In prison, our rights to live as decent human beings have been systematically removed, and most
people on the outside have little understanding of what that truly means. Condemning a human to be
forever locked inside of cages is a particular kind of oppression. Therefore the movement to end
death by incarceration is necessary because prison is ground zero for the struggle for justice and
freedom in this country.
This struggle centers education and action, because those in power who benefit from


incarceration and enslavement have a vested interest in obscuring the truth. Here in Pennsylvania,
approximately five thousand people are serving death-by-incarceration, or DBI, sentences. Sixty-two
percent of those serving DBI or virtual life sentences are Black, even though Black people make up
less than 12 percent of the state’s population. This overwhelming racial disparity shows the enduring
legacy of slavery along with the discriminatory nature of the system.
Families and communities alike are being destroyed by mass imprisonment. In our fight against
death by incarceration, we are not only building on the legacies of resistance of those who have come
before us, but, like the conductors of the Underground Railroad, we are also charting a new path to
freedom.

Why Fight Death by Incarceration?
Lawmakers and other political figures have been paying lip service to “criminal justice reform” for
many years now.
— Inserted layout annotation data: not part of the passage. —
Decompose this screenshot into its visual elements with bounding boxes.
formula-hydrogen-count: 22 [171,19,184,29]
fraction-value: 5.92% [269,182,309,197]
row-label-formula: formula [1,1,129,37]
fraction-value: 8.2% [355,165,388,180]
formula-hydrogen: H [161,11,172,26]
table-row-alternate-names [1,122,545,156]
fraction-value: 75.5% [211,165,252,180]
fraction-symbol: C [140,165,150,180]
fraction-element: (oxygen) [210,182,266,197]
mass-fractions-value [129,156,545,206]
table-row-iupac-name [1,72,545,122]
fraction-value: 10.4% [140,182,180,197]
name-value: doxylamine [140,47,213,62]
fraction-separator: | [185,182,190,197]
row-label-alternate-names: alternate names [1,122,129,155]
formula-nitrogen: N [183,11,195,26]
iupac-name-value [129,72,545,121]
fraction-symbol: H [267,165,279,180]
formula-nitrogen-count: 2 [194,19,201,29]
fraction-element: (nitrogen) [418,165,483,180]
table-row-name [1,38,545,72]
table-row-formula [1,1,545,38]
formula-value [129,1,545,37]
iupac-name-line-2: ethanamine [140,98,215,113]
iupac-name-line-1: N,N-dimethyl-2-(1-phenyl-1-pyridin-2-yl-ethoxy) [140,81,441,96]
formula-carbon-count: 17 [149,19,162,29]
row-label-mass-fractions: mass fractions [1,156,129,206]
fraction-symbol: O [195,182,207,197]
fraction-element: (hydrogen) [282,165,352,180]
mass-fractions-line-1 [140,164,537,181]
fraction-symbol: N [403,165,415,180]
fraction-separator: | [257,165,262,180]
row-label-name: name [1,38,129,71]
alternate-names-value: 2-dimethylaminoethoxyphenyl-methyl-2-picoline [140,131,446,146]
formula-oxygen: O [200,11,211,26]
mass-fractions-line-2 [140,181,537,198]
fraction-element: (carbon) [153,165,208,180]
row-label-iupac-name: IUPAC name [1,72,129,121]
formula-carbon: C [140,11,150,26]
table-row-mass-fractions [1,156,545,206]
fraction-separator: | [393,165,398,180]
But much of this attention and the small reforms we have seen are focused on people
whose convictions are classified as “nonviolent.” We believe this emphasis on nonviolent
convictions is a mistake, and the idea of “nonviolence” itself is misleading.
Who exactly is a “nonviolent drug offender” (the phrase used ad nauseam in the “reform”

discourse)? True, it is clearly politically expedient to separate incarcerated people into two neat,
distinct categories and to advocate for some form of relief for those the public fears less and is more
sympathetic toward. But will doing so bring about smart policy or meaningful change? Our fear is that
a focus on those with minor convictions will not result in a substantial decrease in the prison
population. It also runs the risk of reinforcing a broken system by implying that it could work with
only a few cosmetic changes when in fact we need to be completely rethinking our ideas about justice
and transformation.
Who is to say which among us is most worthy of more humane treatment and redemption? Is it the
“nonviolent drug offender,” the man in prison for two bags of heroin who was in a fistfight last week?
Or is it the woman in prison for killing her abusive boyfriend thirty years ago who hasn’t had a single
violent infraction since and now teaches nonviolence to hundreds of others each year? To use the
crime one has been convicted of as the sole criterion is likely the least accurate way to determine
who someone is and how they have transformed. Wouldn’t a better use of our labor be to create a
system of justice based on healing, redemption, and real accountability, a system that empowers
people to stand up and put things “more right”?
Critically reconsidering death by incarceration and other long sentences forces us to ask
ourselves not “How do we most severely punish someone?” but “What are the roots of the harm that
was caused?” and “What are the structures that allow individuals and communities to heal?” In
Pennsylvania alone, thousands have died and will die behind bars after decades and decades of living
exemplary, nonviolent lives and helping others do the same.
And who is better positioned to help create that system than some of the people who have spent
decades behind bars doing that work? There are so many activists, mentors, educators, mediators, and
leaders who are already critical parts of the movement and—if given the opportunity to come home—
would be an essential part of building up such a system on the outside. Our communities would be
stronger and our lives enriched by bringing them home.